5. Has plaintiff established a cause of action for mail fraud under federal law?
Next, plaintiff claims that defendant violated the federal mail fraud statute, 18 U.S.C. § 1341, by using the mail system for the purpose of selling an "unauthorized" Eight Day In-Hospital plan in Texas. As discussed earlier in this Order, defendant has presented competent summary judgment evidence, uncontradicted by plaintiff, establishing that the Commissioner of Insurance approved said plan for sale to Texas residents. Therefore, plaintiff cannot prove that defendant engaged in mail fraud by transmitting through the mail system an otherwise legal insurance plan for sale in Texas. Even assuming that plaintiff can satisfy his burden of proof, the Fifth Circuit Court of Appeals does not recognize an implied private cause of action under the federal mail fraud statute, 18 U.S.C. § 1341, as a matter of law. See Bell, Jr., et al., v. Health-Mor, Inc., et al ., 549 F.2d 342, 346 (5th Cir. 1977) (dismissal for lack of subject-matter jurisdiction affirmed in part on the basis that plaintiffs had no private right of action under the federal mail fraud and lottery statutes) (citing Napper v. Anderson , 500 F.2d 634 (5th Cir.), cert. denied , 423 U.S. 837 (1975)). For these reasons, plaintiffs cause of action for federal mail fraud under 18 U.S.C. § 1341 fails as a matter of law.
6. Has plaintiff established a cause of action for civil perjury?
Finally, plaintiff alleges that Colonial Penn committed perjury through its agents when it filed instruments with the Texas Department of Insurance certifying compliance with all applicable statutes and regulations, when in fact Colonial Penn, according to plaintiff, was in violation of 28 TEX. ADMIN. CODE § 3.4020 and TEX. INS. CODE ANN. arts. 3.70-3(7), 21.21A 3.70-4. Plaintiff also appears to allege, although, not clear from the record, that Colonial Penn's agents violated these authorities by failing to renew their license to sell health insurance in Texas. Based on the summary judgment record before me, however, I find that Colonial Penn (or its agents) has not violated any of the statutory and regulatory authorities relied upon by plaintiff.

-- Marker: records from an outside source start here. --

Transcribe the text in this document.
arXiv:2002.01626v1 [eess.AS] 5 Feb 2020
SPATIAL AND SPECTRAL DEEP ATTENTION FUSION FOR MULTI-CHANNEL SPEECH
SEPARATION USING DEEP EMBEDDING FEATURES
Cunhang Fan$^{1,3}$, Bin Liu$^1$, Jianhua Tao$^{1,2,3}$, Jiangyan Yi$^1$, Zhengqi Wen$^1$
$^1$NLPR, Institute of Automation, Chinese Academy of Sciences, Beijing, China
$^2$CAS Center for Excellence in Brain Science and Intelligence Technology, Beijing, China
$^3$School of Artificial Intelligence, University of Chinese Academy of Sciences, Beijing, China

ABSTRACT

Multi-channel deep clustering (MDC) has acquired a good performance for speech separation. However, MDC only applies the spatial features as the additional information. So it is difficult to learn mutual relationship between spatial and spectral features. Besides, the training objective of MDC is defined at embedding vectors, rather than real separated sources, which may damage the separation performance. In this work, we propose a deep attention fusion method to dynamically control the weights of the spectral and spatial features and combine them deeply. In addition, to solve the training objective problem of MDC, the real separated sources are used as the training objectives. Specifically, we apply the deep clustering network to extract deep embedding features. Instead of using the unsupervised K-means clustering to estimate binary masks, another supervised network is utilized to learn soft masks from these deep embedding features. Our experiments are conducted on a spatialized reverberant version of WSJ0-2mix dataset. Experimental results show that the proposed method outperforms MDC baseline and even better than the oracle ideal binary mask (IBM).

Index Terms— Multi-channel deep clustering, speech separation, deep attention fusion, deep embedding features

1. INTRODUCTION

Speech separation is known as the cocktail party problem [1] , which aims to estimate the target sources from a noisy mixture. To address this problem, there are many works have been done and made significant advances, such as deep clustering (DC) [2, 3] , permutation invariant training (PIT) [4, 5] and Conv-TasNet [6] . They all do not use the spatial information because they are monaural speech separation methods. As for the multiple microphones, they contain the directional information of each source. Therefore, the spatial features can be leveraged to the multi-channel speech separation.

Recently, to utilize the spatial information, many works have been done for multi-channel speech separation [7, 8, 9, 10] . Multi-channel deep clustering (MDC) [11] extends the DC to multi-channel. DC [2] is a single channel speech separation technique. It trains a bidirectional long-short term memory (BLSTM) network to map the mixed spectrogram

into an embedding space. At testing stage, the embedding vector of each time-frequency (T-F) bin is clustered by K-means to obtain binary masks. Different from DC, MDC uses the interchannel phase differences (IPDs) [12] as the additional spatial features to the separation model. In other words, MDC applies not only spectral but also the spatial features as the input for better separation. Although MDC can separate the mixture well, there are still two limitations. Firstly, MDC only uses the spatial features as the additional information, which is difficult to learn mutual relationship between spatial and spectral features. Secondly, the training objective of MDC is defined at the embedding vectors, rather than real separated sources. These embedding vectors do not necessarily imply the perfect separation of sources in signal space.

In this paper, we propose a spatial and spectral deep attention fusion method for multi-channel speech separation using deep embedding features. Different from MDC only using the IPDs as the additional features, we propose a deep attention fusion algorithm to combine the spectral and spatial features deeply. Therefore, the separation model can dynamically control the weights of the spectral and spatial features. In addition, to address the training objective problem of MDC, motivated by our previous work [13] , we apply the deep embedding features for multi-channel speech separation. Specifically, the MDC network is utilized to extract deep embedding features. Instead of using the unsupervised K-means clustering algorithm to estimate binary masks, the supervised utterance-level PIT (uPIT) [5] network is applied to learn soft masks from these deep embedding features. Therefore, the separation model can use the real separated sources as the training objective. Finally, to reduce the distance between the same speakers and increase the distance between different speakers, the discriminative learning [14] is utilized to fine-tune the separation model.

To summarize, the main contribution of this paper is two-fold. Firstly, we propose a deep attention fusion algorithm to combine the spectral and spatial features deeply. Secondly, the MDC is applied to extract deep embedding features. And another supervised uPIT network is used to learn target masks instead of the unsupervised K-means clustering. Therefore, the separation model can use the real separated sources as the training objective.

In addition, Texas courts have consistently held that there is no separate cause of action for civil perjury. See Kale v. Palmer , 791 S.W.2d 628, 631 (Tex.App.-Beaumont 1990) (citing Horlock v. Horlock , 614 S.W.2d 478 (Tex.App.-Houston [14th Dist.] 1981, writ ref'd n.r.e.), where the court affirmed the trial court's refusal to submit plaintiffs requested special issues for fraud based on misrepresentation by defendant in former divorce trial). See also Chandler v. Gillis , 589 S.W.2d 552, 554 (Tex.App.-El Paso 1979, writ ref'd n.r.e.) (affirming summary judgment against plaintiff who alleged a "civil wrong" based upon former perjured testimony); Morris v. Taylor , 353 S.W.2d 956, 958 (Tex.App.-Austin 1962, writ ref'd n.r.e.) (affirming summary judgment against plaintiff alleging malicious prosecution based upon perjured testimony in former suit), cert. denied , 371 U.S. 842 (1962).

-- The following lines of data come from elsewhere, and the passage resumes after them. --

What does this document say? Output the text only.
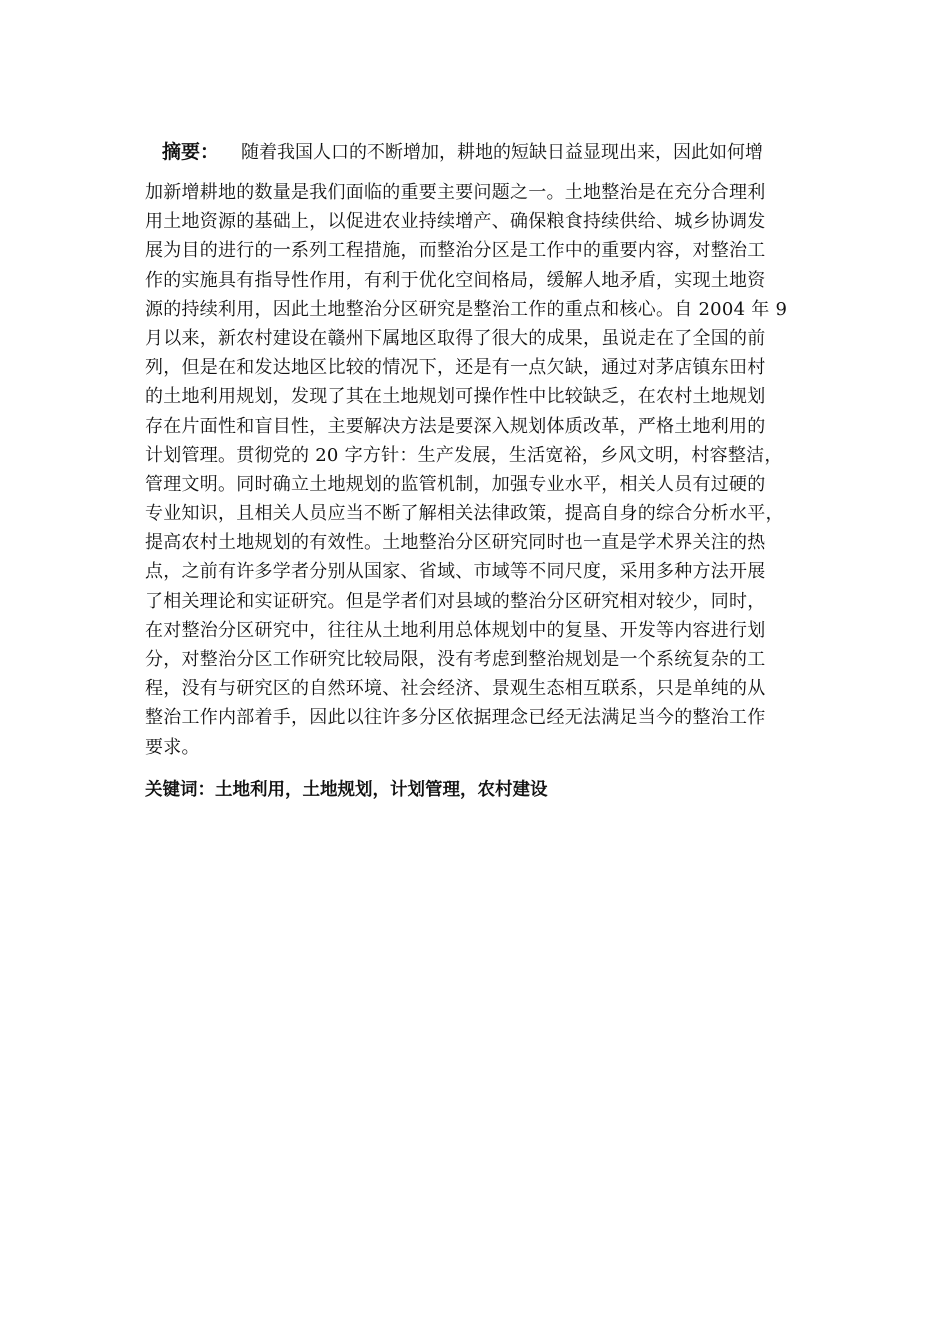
摘要： 随着我国人口的不断增加，耕地的短缺日益显现出来，因此如何增
加新增耕地的数量是我们面临的重要主要问题之一。土地整治是在充分合理利
用土地资源的基础上，以促进农业持续增产、确保粮食持续供给、城乡协调发
展为目的进行的一系列工程措施，而整治分区是工作中的重要内容，对整治工
作的实施具有指导性作用，有利于优化空间格局，缓解人地矛盾，实现土地资
源的持续利用，因此土地整治分区研究是整治工作的重点和核心。自 2004 年 9
月以来，新农村建设在赣州下属地区取得了很大的成果，虽说走在了全国的前
列，但是在和发达地区比较的情况下，还是有一点欠缺，通过对茅店镇东田村
的土地利用规划，发现了其在土地规划可操作性中比较缺乏，在农村土地规划
存在片面性和盲目性，主要解决方法是要深入规划体质改革，严格土地利用的
计划管理。贯彻党的 20 字方针：生产发展，生活宽裕，乡风文明，村容整洁，
管理文明。同时确立土地规划的监管机制，加强专业水平，相关人员有过硬的
专业知识，且相关人员应当不断了解相关法律政策，提高自身的综合分析水平，
提高农村土地规划的有效性。土地整治分区研究同时也一直是学术界关注的热
点，之前有许多学者分别从国家、省域、市域等不同尺度，采用多种方法开展
了相关理论和实证研究。但是学者们对县域的整治分区研究相对较少，同时，
在对整治分区研究中，往往从土地利用总体规划中的复垦、开发等内容进行划
分，对整治分区工作研究比较局限，没有考虑到整治规划是一个系统复杂的工
程，没有与研究区的自然环境、社会经济、景观生态相互联系，只是单纯的从
整治工作内部着手，因此以往许多分区依据理念已经无法满足当今的整治工作
要求。
关键词：土地利用，土地规划，计划管理，农村建设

Moreover, the only Texas statute I have found dealing with perjury is TEX. PEN. CODE ANN. § 37.01 (Vernon 1994 Supp. 2001). In that statute, perjury is described as a criminal misdemeanor. That penal statute cannot support plaintiffs purported claim for civil perjury.
VII. Conclusion
It is therefore ORDERED that defendant's motion for final summary judgment (Docket Entry 54) is GRANTED with respect to plaintiffs pleaded causes of action for breach of contract, common law and statutory duty of good faith and fair dealing, misrepresentation and/or fraud, federal mail fraud and civil perjury. Plaintiff has failed to allege facts sufficient to entitle him to the relief requested such that there is no genuine issue of material fact under the applicable legal standards. To the extent that defendant has requested that monetary sanctions be assessed against plaintiff, such request is DENIED (Docket Entry 54, at 15). It is also ORDERED that plaintiffs amended cross motion for summary judgment (Docket Entry 55) is DENIED in all respects and this matter is DISMISSED WITH PREJUDICE . Any other pending motions not addressed in this Order are DENIED AS MOOT . The parties shall bear their own costs.